We found a novel gene mutation site leading to RYR1 hypersensitivity, located in the N-terminal region inside the hotspots. This gene mutation results in the amino acid substitution of hydrophilic threonine, which contains a hydroxyl group at the 84th position of the RYR1 gene, to hydrophobic methionine. This substitution changes the structure of RYR1, and we believe that it caused dysfunction of the receptor in our patient. RYR1 is a tetrameric channel in which the N-terminal region is separated into three domains that interact with each other through a hydrophilic interface and control channel opening. The mutation of the N-terminal region suppresses interdomain interaction and destabilizes the closed state of the channel, and consequently the channel tends to open to release Ca2+ from the SR [29]. These findings indicate that the mutation of the N-terminal region of RYR1 increases the sensitivity of the receptor, which supports the results of our study.

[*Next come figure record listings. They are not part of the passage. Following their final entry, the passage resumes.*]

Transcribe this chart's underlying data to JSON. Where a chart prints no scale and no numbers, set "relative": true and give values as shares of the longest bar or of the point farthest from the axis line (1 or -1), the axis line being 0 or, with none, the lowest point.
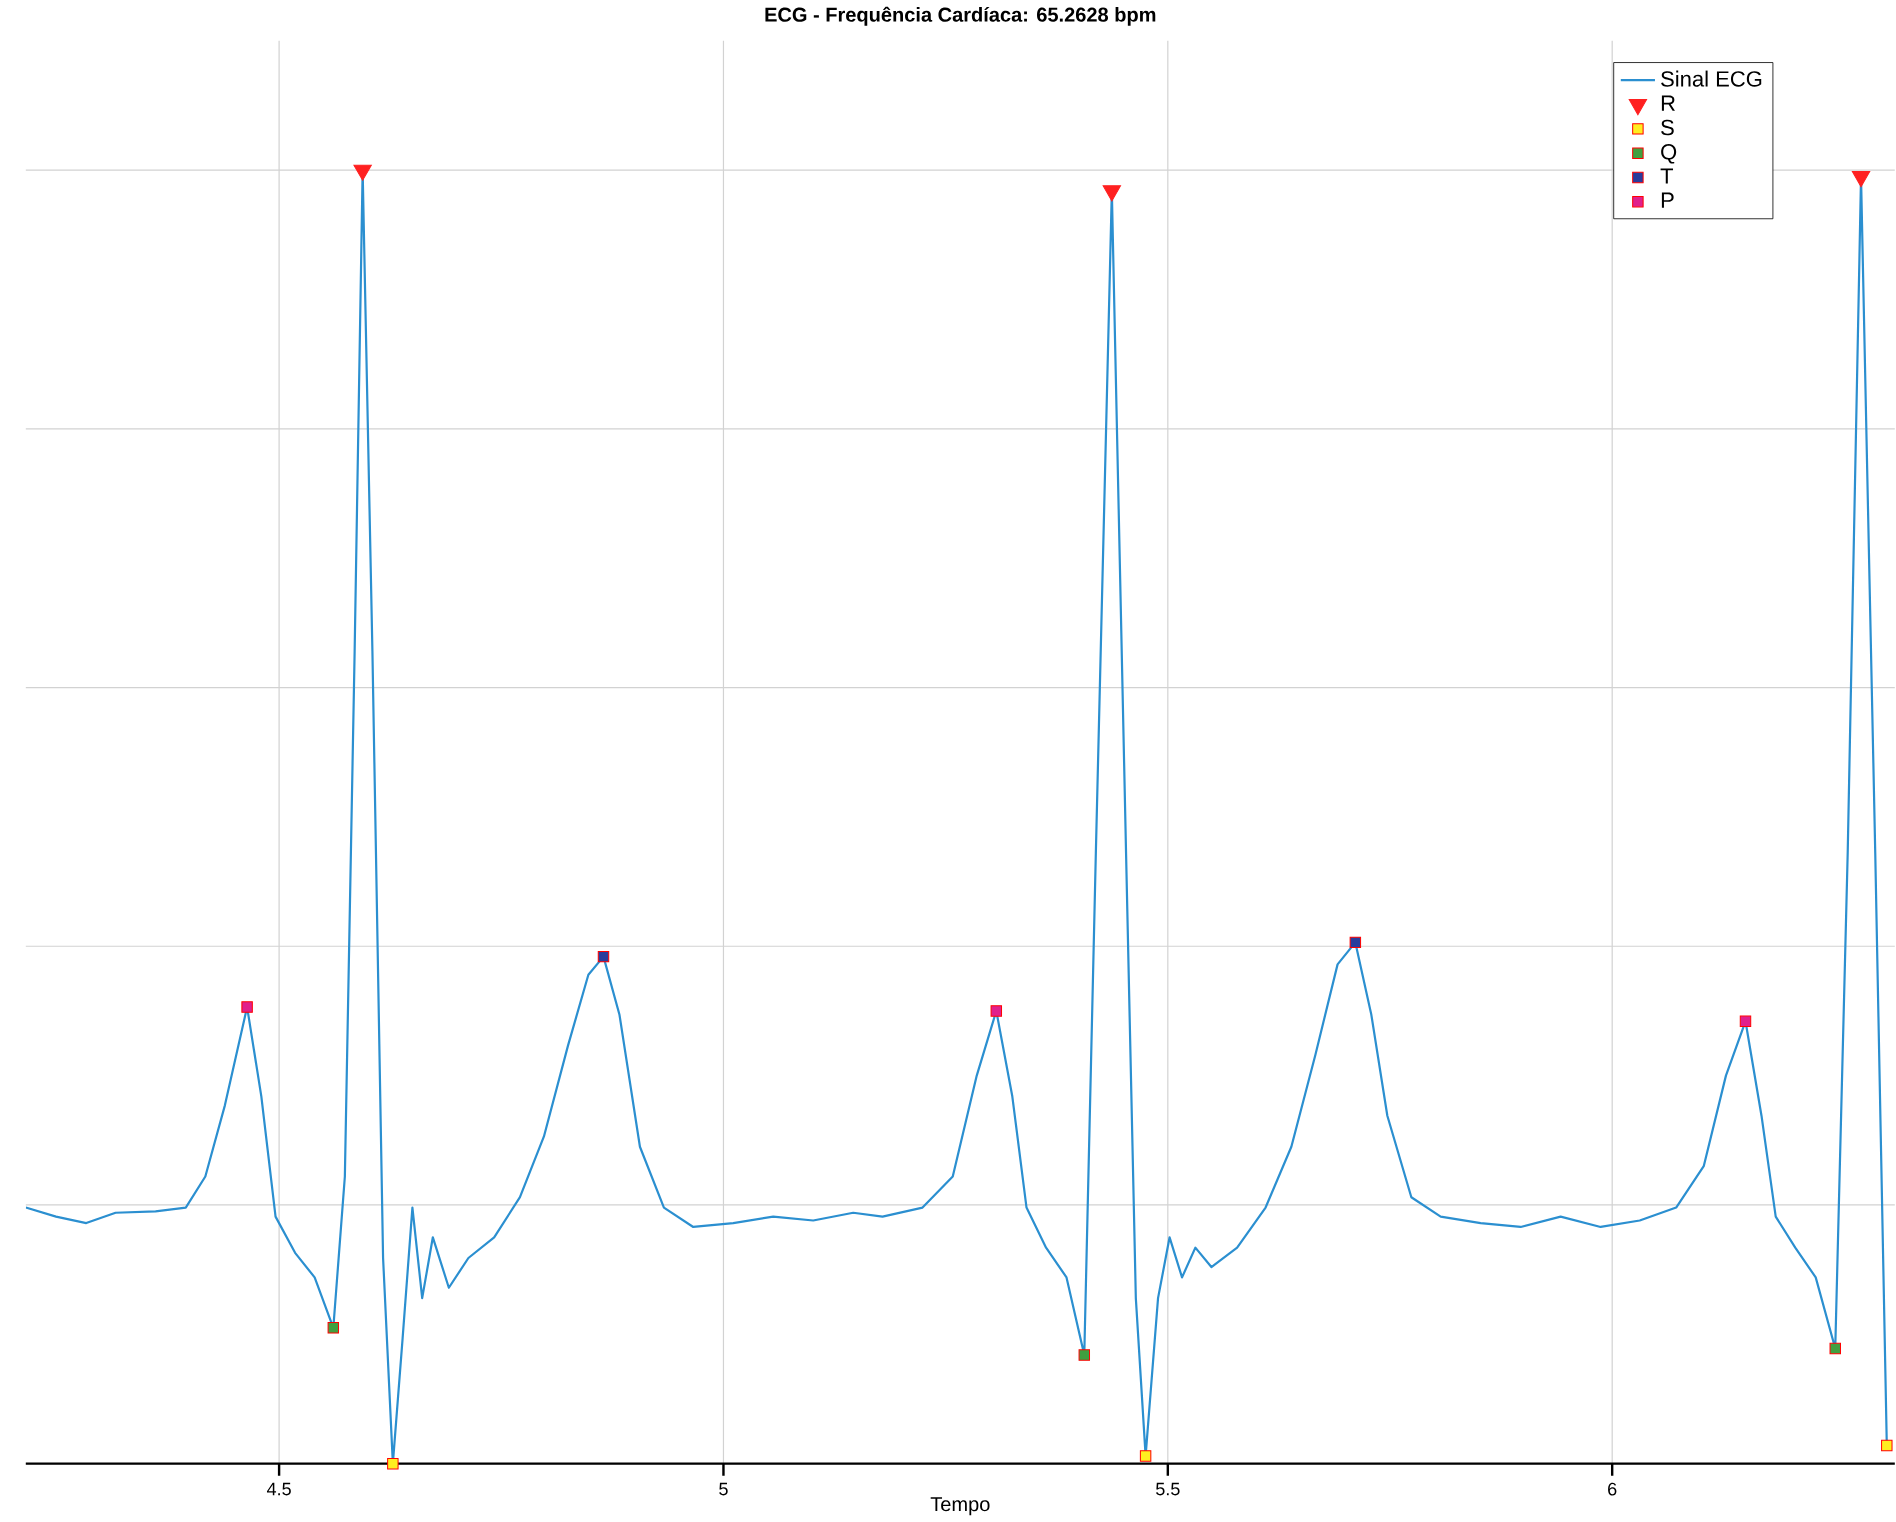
{
  "chart_data": {
    "type": "line",
    "title": "ECG - Frequência Cardíaca: 65.2628 bpm",
    "xlabel": "Tempo",
    "relative": true,
    "grid": true,
    "legend": "top right",
    "xlim": [
      4.215,
      6.318
    ],
    "xticks": [
      4.5,
      5,
      5.5,
      6
    ],
    "series": [
      {
        "name": "Sinal ECG",
        "color": "#2b8fd0",
        "marker": "none",
        "x": [
          4.215,
          4.249,
          4.283,
          4.316,
          4.361,
          4.395,
          4.417,
          4.439,
          4.464,
          4.48,
          4.496,
          4.518,
          4.54,
          4.561,
          4.574,
          4.585,
          4.594,
          4.605,
          4.617,
          4.628,
          4.639,
          4.65,
          4.661,
          4.673,
          4.691,
          4.713,
          4.742,
          4.771,
          4.798,
          4.825,
          4.848,
          4.865,
          4.883,
          4.906,
          4.933,
          4.966,
          5.011,
          5.056,
          5.101,
          5.146,
          5.179,
          5.224,
          5.258,
          5.285,
          5.307,
          5.325,
          5.341,
          5.363,
          5.386,
          5.406,
          5.419,
          5.437,
          5.453,
          5.464,
          5.475,
          5.489,
          5.502,
          5.516,
          5.531,
          5.549,
          5.578,
          5.61,
          5.639,
          5.666,
          5.691,
          5.711,
          5.729,
          5.747,
          5.774,
          5.807,
          5.852,
          5.897,
          5.942,
          5.987,
          6.031,
          6.072,
          6.103,
          6.128,
          6.15,
          6.168,
          6.184,
          6.206,
          6.229,
          6.251,
          6.265,
          6.28,
          6.296,
          6.309
        ],
        "values": [
          0.198,
          0.191,
          0.186,
          0.194,
          0.195,
          0.198,
          0.222,
          0.277,
          0.353,
          0.284,
          0.191,
          0.163,
          0.144,
          0.105,
          0.222,
          0.628,
          1.0,
          0.628,
          0.159,
          0.0,
          0.097,
          0.198,
          0.128,
          0.175,
          0.136,
          0.159,
          0.175,
          0.206,
          0.253,
          0.323,
          0.378,
          0.392,
          0.347,
          0.245,
          0.198,
          0.183,
          0.186,
          0.191,
          0.188,
          0.194,
          0.191,
          0.198,
          0.222,
          0.3,
          0.35,
          0.284,
          0.198,
          0.167,
          0.144,
          0.084,
          0.472,
          0.984,
          0.472,
          0.128,
          0.006,
          0.128,
          0.175,
          0.144,
          0.167,
          0.152,
          0.167,
          0.198,
          0.245,
          0.316,
          0.386,
          0.403,
          0.347,
          0.269,
          0.206,
          0.191,
          0.186,
          0.183,
          0.191,
          0.183,
          0.188,
          0.198,
          0.23,
          0.3,
          0.342,
          0.269,
          0.191,
          0.167,
          0.144,
          0.089,
          0.472,
          0.995,
          0.472,
          0.014
        ]
      },
      {
        "name": "R",
        "type": "scatter",
        "color": "#ff2020",
        "marker": "triangle",
        "x": [
          4.594,
          5.437,
          6.28
        ],
        "values": [
          1.0,
          0.984,
          0.995
        ]
      },
      {
        "name": "S",
        "type": "scatter",
        "color": "#ffee20",
        "marker": "square",
        "x": [
          4.628,
          5.475,
          6.309
        ],
        "values": [
          0.0,
          0.006,
          0.014
        ]
      },
      {
        "name": "Q",
        "type": "scatter",
        "color": "#40a040",
        "marker": "square",
        "x": [
          4.561,
          5.406,
          6.251
        ],
        "values": [
          0.105,
          0.084,
          0.089
        ]
      },
      {
        "name": "T",
        "type": "scatter",
        "color": "#283c9c",
        "marker": "square",
        "x": [
          4.865,
          5.711
        ],
        "values": [
          0.392,
          0.403
        ]
      },
      {
        "name": "P",
        "type": "scatter",
        "color": "#e0208c",
        "marker": "square",
        "x": [
          4.464,
          5.307,
          6.15
        ],
        "values": [
          0.353,
          0.35,
          0.342
        ]
      }
    ]
  }
}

There are several limitations to this study. First, since the patient did not present with symptoms of MH, the clinical effects of the hypersensitivity caused by the RYR1 mutation could not be evaluated. Second, further genetic tests of the family are required to clarify the details of the mutation’s inheritance. The criteria of the EMHG for genetic testing of MH susceptibility require genetic characterization that includes co-segregation of the mutation with the disease in at least two pedigrees. Another report in a second family must be published to meet the EMHG criteria for confirming that this mutation causes MH susceptibility.

In conclusion, we performed genetic and functional analysis of the RYR1 mutation p.Thr84Met. The mutation was inherited, and RYR1 responsivity to caffeine and 4CmC was higher in myotubes derived from the patient and in p.Thr84Met RYR1-transfected HEK-293 cells than in control cells. This RYR1 hypersensitivity indicates that the mutation was associated with MH susceptibility.